Taxing high earners is harder than it looks: Quebec edition

Memo to the PQ: there aren’t that many Quebecers in the top-income brackets


(Mathieu Belanger/Reuters)

Imposing higher income tax rates on high earners is one thing; expecting the measure to produce large amounts of new revenue is something else entirely. There are two problems with the idea that increasing the tax rates for high earners is the same thing as generating significant new revenues:

  • There aren’t many high earners.
  • High earners have access to high-quality tax planning advice.

You can add the fact that high earners are mobile, but this is a longer-term, cumulative effect: the number of high earners who leave in a given year will increase slightly, and the number of high earners who arrive will decrease. But the point remains that when governments raise tax rates, high earners will react by finding ways to reduce their tax burden.

One response to this is: “Don’t high earners already do their best to minimise their tax burden? Why would they change what they’ve already put in place?” The answer is that there are a myriad of options available to reduce taxes, each with their own costs. When tax rates are low, some measures are too costly to justify using.

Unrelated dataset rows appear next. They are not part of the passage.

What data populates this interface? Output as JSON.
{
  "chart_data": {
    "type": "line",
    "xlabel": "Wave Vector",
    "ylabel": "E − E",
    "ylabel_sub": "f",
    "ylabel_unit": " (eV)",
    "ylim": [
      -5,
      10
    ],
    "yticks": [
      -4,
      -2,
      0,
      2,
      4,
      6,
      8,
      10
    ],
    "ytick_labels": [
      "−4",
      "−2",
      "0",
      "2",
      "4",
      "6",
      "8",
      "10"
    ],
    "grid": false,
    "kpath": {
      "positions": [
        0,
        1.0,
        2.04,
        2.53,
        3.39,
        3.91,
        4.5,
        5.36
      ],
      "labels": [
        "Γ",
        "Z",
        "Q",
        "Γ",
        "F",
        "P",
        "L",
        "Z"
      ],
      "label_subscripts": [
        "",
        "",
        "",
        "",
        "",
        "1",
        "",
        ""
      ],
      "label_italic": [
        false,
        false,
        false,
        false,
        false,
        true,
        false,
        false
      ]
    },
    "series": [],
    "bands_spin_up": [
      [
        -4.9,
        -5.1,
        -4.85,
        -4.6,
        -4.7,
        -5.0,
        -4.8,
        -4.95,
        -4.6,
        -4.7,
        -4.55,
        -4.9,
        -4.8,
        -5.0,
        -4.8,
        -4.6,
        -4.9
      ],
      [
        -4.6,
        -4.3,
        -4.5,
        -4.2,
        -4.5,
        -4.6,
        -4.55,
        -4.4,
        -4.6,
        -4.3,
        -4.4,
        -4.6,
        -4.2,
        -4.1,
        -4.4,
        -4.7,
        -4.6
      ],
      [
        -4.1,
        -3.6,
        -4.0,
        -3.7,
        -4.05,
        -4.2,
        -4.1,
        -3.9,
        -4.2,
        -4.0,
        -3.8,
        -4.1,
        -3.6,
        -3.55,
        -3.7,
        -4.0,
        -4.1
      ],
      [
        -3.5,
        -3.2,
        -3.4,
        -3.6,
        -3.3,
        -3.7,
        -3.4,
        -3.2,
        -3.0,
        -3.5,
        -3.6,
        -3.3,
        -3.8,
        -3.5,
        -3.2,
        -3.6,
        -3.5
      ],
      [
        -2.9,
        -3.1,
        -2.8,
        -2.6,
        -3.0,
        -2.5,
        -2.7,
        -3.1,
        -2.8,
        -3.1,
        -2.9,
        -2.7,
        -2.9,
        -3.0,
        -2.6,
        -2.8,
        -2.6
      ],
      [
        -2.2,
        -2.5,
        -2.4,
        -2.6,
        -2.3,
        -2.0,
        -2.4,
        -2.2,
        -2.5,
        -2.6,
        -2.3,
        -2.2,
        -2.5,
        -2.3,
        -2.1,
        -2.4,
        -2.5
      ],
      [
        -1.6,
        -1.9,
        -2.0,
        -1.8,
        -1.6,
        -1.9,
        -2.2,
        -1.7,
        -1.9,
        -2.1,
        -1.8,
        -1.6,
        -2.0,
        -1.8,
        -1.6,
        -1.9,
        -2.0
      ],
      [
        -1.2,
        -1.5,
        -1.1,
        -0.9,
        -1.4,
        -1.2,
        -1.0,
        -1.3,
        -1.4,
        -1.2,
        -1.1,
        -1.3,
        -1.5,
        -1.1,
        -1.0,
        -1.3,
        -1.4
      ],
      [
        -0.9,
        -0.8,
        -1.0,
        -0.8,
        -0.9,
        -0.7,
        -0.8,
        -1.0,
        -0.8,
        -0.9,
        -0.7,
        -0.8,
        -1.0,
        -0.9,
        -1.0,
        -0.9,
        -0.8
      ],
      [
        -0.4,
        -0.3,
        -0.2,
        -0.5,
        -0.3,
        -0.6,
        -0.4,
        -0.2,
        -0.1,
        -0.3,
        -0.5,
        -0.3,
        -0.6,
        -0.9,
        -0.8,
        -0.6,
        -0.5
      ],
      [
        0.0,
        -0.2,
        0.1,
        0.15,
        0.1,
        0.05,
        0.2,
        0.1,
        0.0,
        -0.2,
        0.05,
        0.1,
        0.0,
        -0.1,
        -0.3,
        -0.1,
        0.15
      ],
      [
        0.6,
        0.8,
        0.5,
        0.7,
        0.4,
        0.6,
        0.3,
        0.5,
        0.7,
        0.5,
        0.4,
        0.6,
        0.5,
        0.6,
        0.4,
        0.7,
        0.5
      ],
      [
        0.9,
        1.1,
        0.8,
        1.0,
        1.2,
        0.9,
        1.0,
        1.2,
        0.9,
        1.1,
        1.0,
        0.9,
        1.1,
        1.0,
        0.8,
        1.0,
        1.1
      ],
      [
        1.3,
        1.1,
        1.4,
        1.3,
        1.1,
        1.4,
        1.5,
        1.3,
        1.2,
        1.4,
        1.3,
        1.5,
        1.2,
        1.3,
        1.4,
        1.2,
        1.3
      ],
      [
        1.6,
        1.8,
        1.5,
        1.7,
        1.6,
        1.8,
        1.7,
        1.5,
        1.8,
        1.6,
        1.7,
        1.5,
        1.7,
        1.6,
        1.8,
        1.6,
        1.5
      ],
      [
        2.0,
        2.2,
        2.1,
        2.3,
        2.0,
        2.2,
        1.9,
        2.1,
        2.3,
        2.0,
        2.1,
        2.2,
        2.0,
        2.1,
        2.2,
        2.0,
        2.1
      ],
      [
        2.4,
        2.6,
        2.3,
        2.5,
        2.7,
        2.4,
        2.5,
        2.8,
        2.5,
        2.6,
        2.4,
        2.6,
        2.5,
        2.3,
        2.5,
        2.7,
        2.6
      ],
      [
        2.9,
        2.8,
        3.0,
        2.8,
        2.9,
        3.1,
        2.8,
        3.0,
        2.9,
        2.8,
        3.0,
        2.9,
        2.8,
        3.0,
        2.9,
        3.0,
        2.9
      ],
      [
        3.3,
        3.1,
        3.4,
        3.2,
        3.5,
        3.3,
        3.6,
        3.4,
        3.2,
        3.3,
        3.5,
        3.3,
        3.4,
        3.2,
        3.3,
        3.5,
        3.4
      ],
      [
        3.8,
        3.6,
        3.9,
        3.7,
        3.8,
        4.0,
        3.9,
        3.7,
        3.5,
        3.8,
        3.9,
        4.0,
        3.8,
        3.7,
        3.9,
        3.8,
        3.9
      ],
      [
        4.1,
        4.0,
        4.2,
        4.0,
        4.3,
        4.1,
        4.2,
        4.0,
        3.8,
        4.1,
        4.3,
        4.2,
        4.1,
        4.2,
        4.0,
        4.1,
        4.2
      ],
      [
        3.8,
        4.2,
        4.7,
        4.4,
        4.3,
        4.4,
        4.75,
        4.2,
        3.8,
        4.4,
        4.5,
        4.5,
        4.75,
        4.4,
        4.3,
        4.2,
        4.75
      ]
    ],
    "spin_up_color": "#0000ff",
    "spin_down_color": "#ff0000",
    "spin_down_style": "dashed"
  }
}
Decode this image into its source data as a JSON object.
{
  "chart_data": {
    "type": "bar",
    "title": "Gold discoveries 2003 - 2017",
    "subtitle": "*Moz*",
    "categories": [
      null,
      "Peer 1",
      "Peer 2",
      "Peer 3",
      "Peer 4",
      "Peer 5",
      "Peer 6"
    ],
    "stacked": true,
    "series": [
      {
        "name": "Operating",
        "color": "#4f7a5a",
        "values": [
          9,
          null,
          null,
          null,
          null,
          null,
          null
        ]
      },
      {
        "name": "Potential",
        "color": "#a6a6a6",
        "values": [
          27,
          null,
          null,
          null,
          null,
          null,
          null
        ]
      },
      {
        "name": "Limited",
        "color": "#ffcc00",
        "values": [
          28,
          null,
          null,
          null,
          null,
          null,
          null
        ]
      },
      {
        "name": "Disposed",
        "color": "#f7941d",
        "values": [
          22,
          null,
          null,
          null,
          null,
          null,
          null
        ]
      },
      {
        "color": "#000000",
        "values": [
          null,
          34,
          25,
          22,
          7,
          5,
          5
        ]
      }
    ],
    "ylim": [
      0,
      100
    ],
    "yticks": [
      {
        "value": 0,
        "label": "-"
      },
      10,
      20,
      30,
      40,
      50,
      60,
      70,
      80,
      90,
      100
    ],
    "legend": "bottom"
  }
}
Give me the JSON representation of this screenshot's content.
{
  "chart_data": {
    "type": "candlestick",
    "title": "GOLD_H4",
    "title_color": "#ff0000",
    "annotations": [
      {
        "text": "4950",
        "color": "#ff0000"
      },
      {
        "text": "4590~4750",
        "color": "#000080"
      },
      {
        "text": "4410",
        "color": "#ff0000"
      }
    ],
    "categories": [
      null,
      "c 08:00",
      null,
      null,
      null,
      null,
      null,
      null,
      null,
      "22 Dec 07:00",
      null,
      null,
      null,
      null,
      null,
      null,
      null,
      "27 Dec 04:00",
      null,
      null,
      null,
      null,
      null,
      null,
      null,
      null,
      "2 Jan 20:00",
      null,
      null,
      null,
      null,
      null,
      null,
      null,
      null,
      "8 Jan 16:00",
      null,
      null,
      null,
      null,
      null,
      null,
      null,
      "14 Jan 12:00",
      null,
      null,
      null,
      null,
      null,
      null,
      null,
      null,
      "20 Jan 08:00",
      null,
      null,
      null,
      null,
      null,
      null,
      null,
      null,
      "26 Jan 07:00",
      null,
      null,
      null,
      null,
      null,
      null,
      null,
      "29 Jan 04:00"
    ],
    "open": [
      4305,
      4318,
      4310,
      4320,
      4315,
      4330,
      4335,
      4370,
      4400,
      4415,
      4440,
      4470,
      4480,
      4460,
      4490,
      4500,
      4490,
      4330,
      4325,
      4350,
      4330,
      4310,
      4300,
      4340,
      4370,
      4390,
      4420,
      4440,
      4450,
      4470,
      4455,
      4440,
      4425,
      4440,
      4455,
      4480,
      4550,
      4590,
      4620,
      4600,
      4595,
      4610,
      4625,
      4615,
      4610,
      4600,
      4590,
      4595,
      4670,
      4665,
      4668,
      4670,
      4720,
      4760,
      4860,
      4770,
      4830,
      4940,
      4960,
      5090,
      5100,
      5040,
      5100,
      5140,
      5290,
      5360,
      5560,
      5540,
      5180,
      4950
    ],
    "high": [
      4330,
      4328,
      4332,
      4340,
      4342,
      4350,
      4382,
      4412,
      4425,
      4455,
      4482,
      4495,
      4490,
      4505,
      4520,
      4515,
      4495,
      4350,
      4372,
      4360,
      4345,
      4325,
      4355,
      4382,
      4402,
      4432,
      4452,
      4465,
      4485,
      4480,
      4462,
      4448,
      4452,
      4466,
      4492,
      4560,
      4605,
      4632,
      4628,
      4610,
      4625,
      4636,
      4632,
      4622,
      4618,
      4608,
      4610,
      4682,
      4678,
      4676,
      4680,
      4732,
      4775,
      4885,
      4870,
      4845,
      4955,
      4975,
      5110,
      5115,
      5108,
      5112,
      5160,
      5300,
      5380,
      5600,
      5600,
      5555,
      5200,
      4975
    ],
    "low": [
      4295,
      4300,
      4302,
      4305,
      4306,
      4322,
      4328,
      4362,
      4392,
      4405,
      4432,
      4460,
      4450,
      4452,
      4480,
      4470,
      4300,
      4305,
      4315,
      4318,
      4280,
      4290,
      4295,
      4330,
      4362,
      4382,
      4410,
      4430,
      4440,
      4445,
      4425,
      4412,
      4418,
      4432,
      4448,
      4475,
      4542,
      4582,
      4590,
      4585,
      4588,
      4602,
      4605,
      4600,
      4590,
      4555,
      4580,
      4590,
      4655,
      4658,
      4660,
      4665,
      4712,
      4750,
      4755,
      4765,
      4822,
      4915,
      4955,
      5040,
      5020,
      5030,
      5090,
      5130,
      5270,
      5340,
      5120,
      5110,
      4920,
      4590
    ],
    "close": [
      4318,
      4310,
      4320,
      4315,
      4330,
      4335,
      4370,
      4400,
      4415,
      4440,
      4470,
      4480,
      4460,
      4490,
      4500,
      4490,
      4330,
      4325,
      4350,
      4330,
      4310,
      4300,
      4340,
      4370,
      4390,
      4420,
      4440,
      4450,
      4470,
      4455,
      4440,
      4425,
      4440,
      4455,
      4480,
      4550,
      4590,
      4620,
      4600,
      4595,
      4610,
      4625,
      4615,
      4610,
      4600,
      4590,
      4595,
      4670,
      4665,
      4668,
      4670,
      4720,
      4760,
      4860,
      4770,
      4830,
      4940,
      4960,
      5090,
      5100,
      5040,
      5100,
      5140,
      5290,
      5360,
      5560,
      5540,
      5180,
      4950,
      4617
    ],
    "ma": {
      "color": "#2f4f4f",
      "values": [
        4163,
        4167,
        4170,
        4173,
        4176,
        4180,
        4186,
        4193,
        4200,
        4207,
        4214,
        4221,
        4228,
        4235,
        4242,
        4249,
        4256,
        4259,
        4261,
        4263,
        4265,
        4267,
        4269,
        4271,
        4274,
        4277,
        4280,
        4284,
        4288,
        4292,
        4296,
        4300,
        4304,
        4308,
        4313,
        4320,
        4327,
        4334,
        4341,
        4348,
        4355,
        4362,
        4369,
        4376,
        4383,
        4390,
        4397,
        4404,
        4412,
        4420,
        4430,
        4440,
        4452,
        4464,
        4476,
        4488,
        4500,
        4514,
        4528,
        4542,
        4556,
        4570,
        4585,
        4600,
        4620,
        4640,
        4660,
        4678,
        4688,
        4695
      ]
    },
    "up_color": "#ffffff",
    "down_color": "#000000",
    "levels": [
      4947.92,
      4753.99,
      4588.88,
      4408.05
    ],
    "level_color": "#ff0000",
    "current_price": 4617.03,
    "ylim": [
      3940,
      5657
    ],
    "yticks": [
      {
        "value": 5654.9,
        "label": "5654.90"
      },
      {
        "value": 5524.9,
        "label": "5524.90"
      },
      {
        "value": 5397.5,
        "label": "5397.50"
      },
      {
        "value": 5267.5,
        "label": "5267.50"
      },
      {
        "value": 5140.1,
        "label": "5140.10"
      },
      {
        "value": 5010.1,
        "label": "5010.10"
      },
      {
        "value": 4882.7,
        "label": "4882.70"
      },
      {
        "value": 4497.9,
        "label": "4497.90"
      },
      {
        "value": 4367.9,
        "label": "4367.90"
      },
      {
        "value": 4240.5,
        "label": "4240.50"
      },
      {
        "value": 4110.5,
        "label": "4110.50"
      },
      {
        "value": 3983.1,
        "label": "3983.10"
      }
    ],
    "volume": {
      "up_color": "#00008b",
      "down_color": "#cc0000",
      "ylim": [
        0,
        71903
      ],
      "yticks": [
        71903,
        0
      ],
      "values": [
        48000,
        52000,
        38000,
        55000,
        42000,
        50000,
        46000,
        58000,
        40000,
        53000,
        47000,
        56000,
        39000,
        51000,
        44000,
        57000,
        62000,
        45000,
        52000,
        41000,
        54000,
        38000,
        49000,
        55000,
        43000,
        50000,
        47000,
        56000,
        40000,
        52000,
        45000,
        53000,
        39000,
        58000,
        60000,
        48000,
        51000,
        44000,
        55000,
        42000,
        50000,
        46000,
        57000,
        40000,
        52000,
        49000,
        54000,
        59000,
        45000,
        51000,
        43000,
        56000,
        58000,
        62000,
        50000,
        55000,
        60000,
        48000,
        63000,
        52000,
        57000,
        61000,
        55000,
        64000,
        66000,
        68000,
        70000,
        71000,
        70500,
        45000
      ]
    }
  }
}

But as tax rates increase, the number of cost-effective tax-avoidance tactics increases.

Which brings us to the newly-elected Parti Québécois government’s plan to increase the income tax rates faced by high earners. Readers who are not overly math-averse can check out my long post on Worthwhile Canadian Initiative that works through the arithmetic of dynamic scoring as it applies to the PQ proposal. The basic point is that taking behavioural responses into account reduces estimates for revenues by about half of what you’d expect if you assumed that high earners would passively accept the new rates.

But the point I want to make here is the first one: there simply aren’t that many high-earning Quebecers, relative to the Canadian average:

Even though 24 per cent of 2009 federal tax files originated in Quebec, these accounted for only 16 per cent of tax files reporting total incomes above $150,000. Contrast this with Alberta, where 10 per cent of Canadian tax files accounted for 20 per cent of those earning more than $150,000.

Another way of looking at it is the share of total income going to high earners—this is a measure we’ve been seeing a lot of lately. Here are the income shares for federal tax files; for Quebec, I’ve added the numbers from the provincial tax files.

The share of income going to high earners in Quebec is smaller than the national average and has been increasing more slowly: see here for more, as well as a discussion of how language may explain some of the gap.

There simply aren’t that many high-earning Quebecers to tax. When coupled with the sort of tax-avoiding responses that can be expected of this subgroup, this means that there isn’t much in the way of extra revenue the PQ can extract from increasing tax rates at the top of the income distribution.